In a blog posted on Friday, Lamb notes that due to the growing popularity of virtualisation “vulnerability discovery energies have increasingly focussed on finding ways of to exploit virtualisation technologies.” This increased effort is being rewarded by the discovery of an increasing number of vulnerabilities in virtualisation products, including those of the market leader, VMware.
According to Lamb, since 1999 of the 100 vulnerabilities that have been discovered in VMware products and associated third-party products and components the majority – 62% – have been found in third-party code. However, 72% of these vulnerabilities (of which 46% are regarded as high-risk) have been discovered in the last two years and this year, for the first time, the majority have been found in VMware’s first-party code.
Lamb’s X-Force team has not attempted to collect similar data on virtualisation products from other vendors, and it is not suggested that VMware’s products are any less secure than of its competitors. However, Lamb argues that the growing incidence of vulnerabilities associated with virtualisation technology poses a worrying extra dimension to the IT security challenge.

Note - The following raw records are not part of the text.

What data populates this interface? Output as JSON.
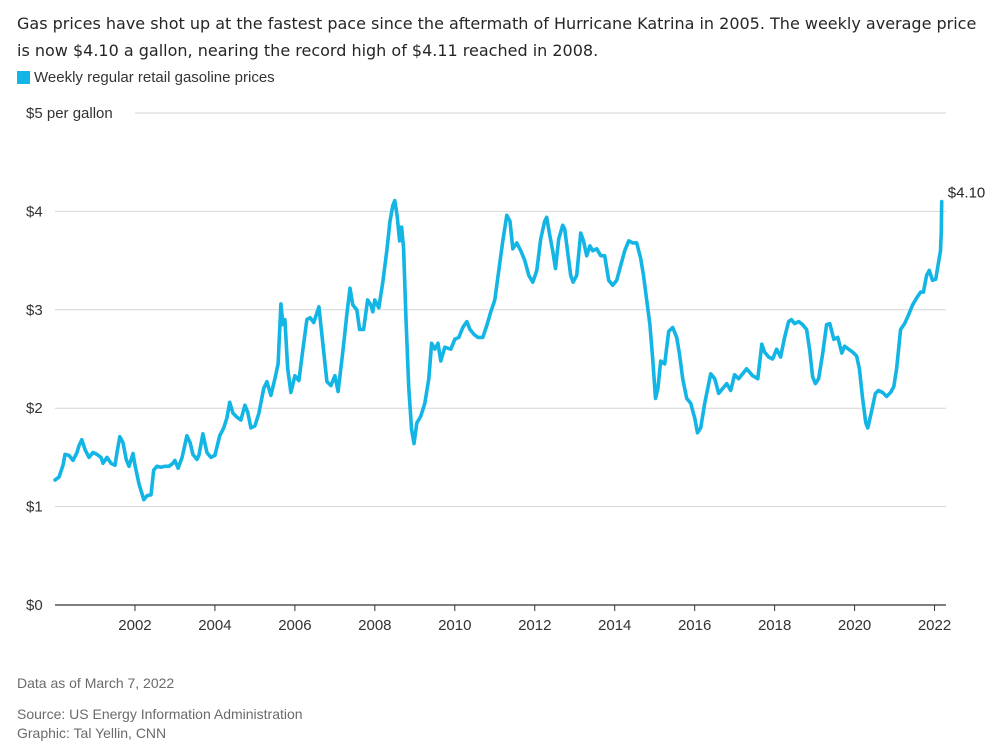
{
  "subtitle": "Gas prices have shot up at the fastest pace since the aftermath of Hurricane Katrina in 2005. The weekly average price is now $4.10 a gallon, nearing the record high of $4.11 reached in 2008.",
  "notes": {
    "data_as_of": "Data as of March 7, 2022",
    "source": "Source: US Energy Information Administration",
    "graphic": "Graphic: Tal Yellin, CNN"
  },
  "colors": {
    "line": "#13b5e5",
    "grid": "#d6d6d6",
    "axis": "#333333"
  },
  "chart_data": {
    "type": "line",
    "title": "",
    "xlabel": "",
    "ylabel": "",
    "xlim": [
      2000.0,
      2022.3
    ],
    "ylim": [
      0,
      5
    ],
    "grid": true,
    "legend_position": "top-left",
    "x_ticks": [
      2002,
      2004,
      2006,
      2008,
      2010,
      2012,
      2014,
      2016,
      2018,
      2020,
      2022
    ],
    "x_tick_labels": [
      "2002",
      "2004",
      "2006",
      "2008",
      "2010",
      "2012",
      "2014",
      "2016",
      "2018",
      "2020",
      "2022"
    ],
    "y_ticks": [
      0,
      1,
      2,
      3,
      4,
      5
    ],
    "y_tick_labels": [
      "$0",
      "$1",
      "$2",
      "$3",
      "$4",
      "$5 per gallon"
    ],
    "end_label": "$4.10",
    "series": [
      {
        "name": "Weekly regular retail gasoline prices",
        "color": "#13b5e5",
        "points": [
          [
            2000.0,
            1.27
          ],
          [
            2000.1,
            1.3
          ],
          [
            2000.2,
            1.42
          ],
          [
            2000.25,
            1.53
          ],
          [
            2000.35,
            1.52
          ],
          [
            2000.45,
            1.47
          ],
          [
            2000.55,
            1.55
          ],
          [
            2000.6,
            1.62
          ],
          [
            2000.67,
            1.68
          ],
          [
            2000.75,
            1.58
          ],
          [
            2000.85,
            1.5
          ],
          [
            2000.95,
            1.55
          ],
          [
            2001.05,
            1.53
          ],
          [
            2001.15,
            1.5
          ],
          [
            2001.2,
            1.44
          ],
          [
            2001.3,
            1.5
          ],
          [
            2001.4,
            1.44
          ],
          [
            2001.5,
            1.42
          ],
          [
            2001.55,
            1.55
          ],
          [
            2001.62,
            1.71
          ],
          [
            2001.7,
            1.65
          ],
          [
            2001.78,
            1.48
          ],
          [
            2001.85,
            1.41
          ],
          [
            2001.95,
            1.54
          ],
          [
            2002.0,
            1.42
          ],
          [
            2002.1,
            1.23
          ],
          [
            2002.22,
            1.07
          ],
          [
            2002.3,
            1.11
          ],
          [
            2002.4,
            1.12
          ],
          [
            2002.47,
            1.37
          ],
          [
            2002.55,
            1.41
          ],
          [
            2002.65,
            1.4
          ],
          [
            2002.75,
            1.41
          ],
          [
            2002.85,
            1.41
          ],
          [
            2002.95,
            1.44
          ],
          [
            2003.0,
            1.47
          ],
          [
            2003.08,
            1.39
          ],
          [
            2003.18,
            1.5
          ],
          [
            2003.3,
            1.72
          ],
          [
            2003.38,
            1.65
          ],
          [
            2003.45,
            1.53
          ],
          [
            2003.55,
            1.48
          ],
          [
            2003.6,
            1.52
          ],
          [
            2003.7,
            1.74
          ],
          [
            2003.8,
            1.55
          ],
          [
            2003.9,
            1.5
          ],
          [
            2004.0,
            1.52
          ],
          [
            2004.12,
            1.72
          ],
          [
            2004.22,
            1.8
          ],
          [
            2004.3,
            1.9
          ],
          [
            2004.37,
            2.06
          ],
          [
            2004.45,
            1.95
          ],
          [
            2004.55,
            1.91
          ],
          [
            2004.65,
            1.88
          ],
          [
            2004.75,
            2.03
          ],
          [
            2004.82,
            1.96
          ],
          [
            2004.9,
            1.8
          ],
          [
            2005.0,
            1.82
          ],
          [
            2005.1,
            1.95
          ],
          [
            2005.22,
            2.2
          ],
          [
            2005.3,
            2.27
          ],
          [
            2005.4,
            2.13
          ],
          [
            2005.5,
            2.3
          ],
          [
            2005.58,
            2.45
          ],
          [
            2005.65,
            3.06
          ],
          [
            2005.7,
            2.85
          ],
          [
            2005.75,
            2.9
          ],
          [
            2005.82,
            2.4
          ],
          [
            2005.9,
            2.16
          ],
          [
            2006.0,
            2.33
          ],
          [
            2006.1,
            2.28
          ],
          [
            2006.2,
            2.6
          ],
          [
            2006.3,
            2.9
          ],
          [
            2006.38,
            2.92
          ],
          [
            2006.47,
            2.87
          ],
          [
            2006.6,
            3.03
          ],
          [
            2006.7,
            2.65
          ],
          [
            2006.8,
            2.27
          ],
          [
            2006.9,
            2.23
          ],
          [
            2007.0,
            2.33
          ],
          [
            2007.08,
            2.17
          ],
          [
            2007.2,
            2.58
          ],
          [
            2007.3,
            2.95
          ],
          [
            2007.38,
            3.22
          ],
          [
            2007.45,
            3.05
          ],
          [
            2007.55,
            3.0
          ],
          [
            2007.62,
            2.8
          ],
          [
            2007.72,
            2.8
          ],
          [
            2007.82,
            3.1
          ],
          [
            2007.9,
            3.05
          ],
          [
            2007.95,
            2.98
          ],
          [
            2008.0,
            3.1
          ],
          [
            2008.1,
            3.02
          ],
          [
            2008.2,
            3.28
          ],
          [
            2008.3,
            3.6
          ],
          [
            2008.38,
            3.9
          ],
          [
            2008.45,
            4.06
          ],
          [
            2008.5,
            4.11
          ],
          [
            2008.56,
            3.95
          ],
          [
            2008.62,
            3.7
          ],
          [
            2008.67,
            3.84
          ],
          [
            2008.72,
            3.62
          ],
          [
            2008.78,
            2.9
          ],
          [
            2008.85,
            2.2
          ],
          [
            2008.92,
            1.78
          ],
          [
            2008.98,
            1.64
          ],
          [
            2009.05,
            1.85
          ],
          [
            2009.15,
            1.92
          ],
          [
            2009.25,
            2.05
          ],
          [
            2009.35,
            2.3
          ],
          [
            2009.42,
            2.66
          ],
          [
            2009.5,
            2.6
          ],
          [
            2009.58,
            2.66
          ],
          [
            2009.65,
            2.48
          ],
          [
            2009.75,
            2.62
          ],
          [
            2009.9,
            2.6
          ],
          [
            2010.0,
            2.7
          ],
          [
            2010.1,
            2.72
          ],
          [
            2010.2,
            2.82
          ],
          [
            2010.3,
            2.88
          ],
          [
            2010.38,
            2.8
          ],
          [
            2010.48,
            2.75
          ],
          [
            2010.58,
            2.72
          ],
          [
            2010.7,
            2.72
          ],
          [
            2010.8,
            2.84
          ],
          [
            2010.9,
            2.98
          ],
          [
            2011.0,
            3.1
          ],
          [
            2011.1,
            3.4
          ],
          [
            2011.2,
            3.7
          ],
          [
            2011.3,
            3.96
          ],
          [
            2011.38,
            3.9
          ],
          [
            2011.45,
            3.62
          ],
          [
            2011.55,
            3.68
          ],
          [
            2011.65,
            3.6
          ],
          [
            2011.75,
            3.5
          ],
          [
            2011.85,
            3.35
          ],
          [
            2011.95,
            3.28
          ],
          [
            2012.05,
            3.4
          ],
          [
            2012.15,
            3.72
          ],
          [
            2012.25,
            3.9
          ],
          [
            2012.3,
            3.94
          ],
          [
            2012.38,
            3.75
          ],
          [
            2012.45,
            3.6
          ],
          [
            2012.52,
            3.42
          ],
          [
            2012.6,
            3.72
          ],
          [
            2012.7,
            3.86
          ],
          [
            2012.75,
            3.82
          ],
          [
            2012.82,
            3.6
          ],
          [
            2012.9,
            3.35
          ],
          [
            2012.96,
            3.28
          ],
          [
            2013.05,
            3.35
          ],
          [
            2013.15,
            3.78
          ],
          [
            2013.22,
            3.7
          ],
          [
            2013.3,
            3.55
          ],
          [
            2013.38,
            3.65
          ],
          [
            2013.45,
            3.6
          ],
          [
            2013.55,
            3.62
          ],
          [
            2013.65,
            3.55
          ],
          [
            2013.75,
            3.55
          ],
          [
            2013.85,
            3.3
          ],
          [
            2013.95,
            3.25
          ],
          [
            2014.05,
            3.3
          ],
          [
            2014.15,
            3.45
          ],
          [
            2014.25,
            3.6
          ],
          [
            2014.35,
            3.7
          ],
          [
            2014.45,
            3.68
          ],
          [
            2014.55,
            3.68
          ],
          [
            2014.65,
            3.52
          ],
          [
            2014.72,
            3.35
          ],
          [
            2014.8,
            3.1
          ],
          [
            2014.88,
            2.85
          ],
          [
            2014.95,
            2.5
          ],
          [
            2015.02,
            2.1
          ],
          [
            2015.08,
            2.2
          ],
          [
            2015.15,
            2.48
          ],
          [
            2015.25,
            2.45
          ],
          [
            2015.35,
            2.78
          ],
          [
            2015.45,
            2.82
          ],
          [
            2015.55,
            2.72
          ],
          [
            2015.62,
            2.55
          ],
          [
            2015.7,
            2.3
          ],
          [
            2015.8,
            2.1
          ],
          [
            2015.9,
            2.05
          ],
          [
            2016.0,
            1.9
          ],
          [
            2016.07,
            1.75
          ],
          [
            2016.15,
            1.8
          ],
          [
            2016.25,
            2.05
          ],
          [
            2016.4,
            2.35
          ],
          [
            2016.5,
            2.3
          ],
          [
            2016.6,
            2.15
          ],
          [
            2016.7,
            2.2
          ],
          [
            2016.8,
            2.25
          ],
          [
            2016.9,
            2.18
          ],
          [
            2017.0,
            2.34
          ],
          [
            2017.1,
            2.3
          ],
          [
            2017.2,
            2.35
          ],
          [
            2017.3,
            2.4
          ],
          [
            2017.45,
            2.33
          ],
          [
            2017.58,
            2.3
          ],
          [
            2017.68,
            2.65
          ],
          [
            2017.75,
            2.57
          ],
          [
            2017.85,
            2.52
          ],
          [
            2017.95,
            2.5
          ],
          [
            2018.05,
            2.6
          ],
          [
            2018.15,
            2.52
          ],
          [
            2018.25,
            2.72
          ],
          [
            2018.35,
            2.88
          ],
          [
            2018.42,
            2.9
          ],
          [
            2018.5,
            2.86
          ],
          [
            2018.6,
            2.88
          ],
          [
            2018.7,
            2.85
          ],
          [
            2018.8,
            2.8
          ],
          [
            2018.88,
            2.58
          ],
          [
            2018.95,
            2.32
          ],
          [
            2019.02,
            2.25
          ],
          [
            2019.1,
            2.3
          ],
          [
            2019.2,
            2.55
          ],
          [
            2019.3,
            2.85
          ],
          [
            2019.38,
            2.86
          ],
          [
            2019.48,
            2.7
          ],
          [
            2019.58,
            2.72
          ],
          [
            2019.68,
            2.56
          ],
          [
            2019.75,
            2.63
          ],
          [
            2019.85,
            2.6
          ],
          [
            2019.95,
            2.57
          ],
          [
            2020.05,
            2.53
          ],
          [
            2020.12,
            2.4
          ],
          [
            2020.2,
            2.1
          ],
          [
            2020.28,
            1.85
          ],
          [
            2020.33,
            1.8
          ],
          [
            2020.42,
            1.96
          ],
          [
            2020.52,
            2.15
          ],
          [
            2020.6,
            2.18
          ],
          [
            2020.7,
            2.16
          ],
          [
            2020.8,
            2.12
          ],
          [
            2020.9,
            2.16
          ],
          [
            2020.98,
            2.22
          ],
          [
            2021.05,
            2.4
          ],
          [
            2021.15,
            2.8
          ],
          [
            2021.25,
            2.86
          ],
          [
            2021.35,
            2.95
          ],
          [
            2021.45,
            3.05
          ],
          [
            2021.55,
            3.12
          ],
          [
            2021.65,
            3.18
          ],
          [
            2021.72,
            3.18
          ],
          [
            2021.8,
            3.35
          ],
          [
            2021.87,
            3.4
          ],
          [
            2021.95,
            3.3
          ],
          [
            2022.03,
            3.31
          ],
          [
            2022.1,
            3.48
          ],
          [
            2022.15,
            3.6
          ],
          [
            2022.17,
            3.8
          ],
          [
            2022.18,
            4.1
          ]
        ]
      }
    ]
  }
}
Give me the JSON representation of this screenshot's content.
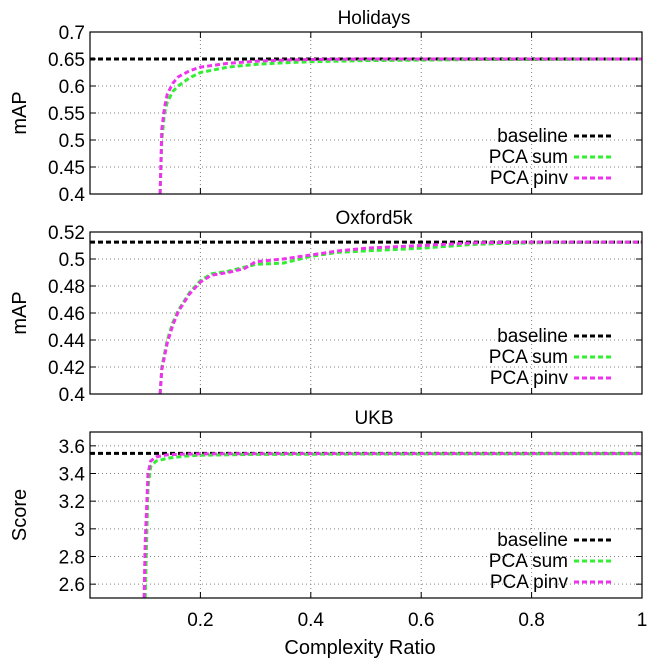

In particular, he says, the potential risk posed by new threats such as virtual rootkits is magnified by the fact that “all your exploitation risks are now consolidated into one physical target where exploiting one system could potentially allow access [to] and control of multiple systems.”
“Virtualisation does not equal security” said Lamb, who also called on virtualisation software vendors to work more closely with security technology vendors to build safeguards into their virtualised environments.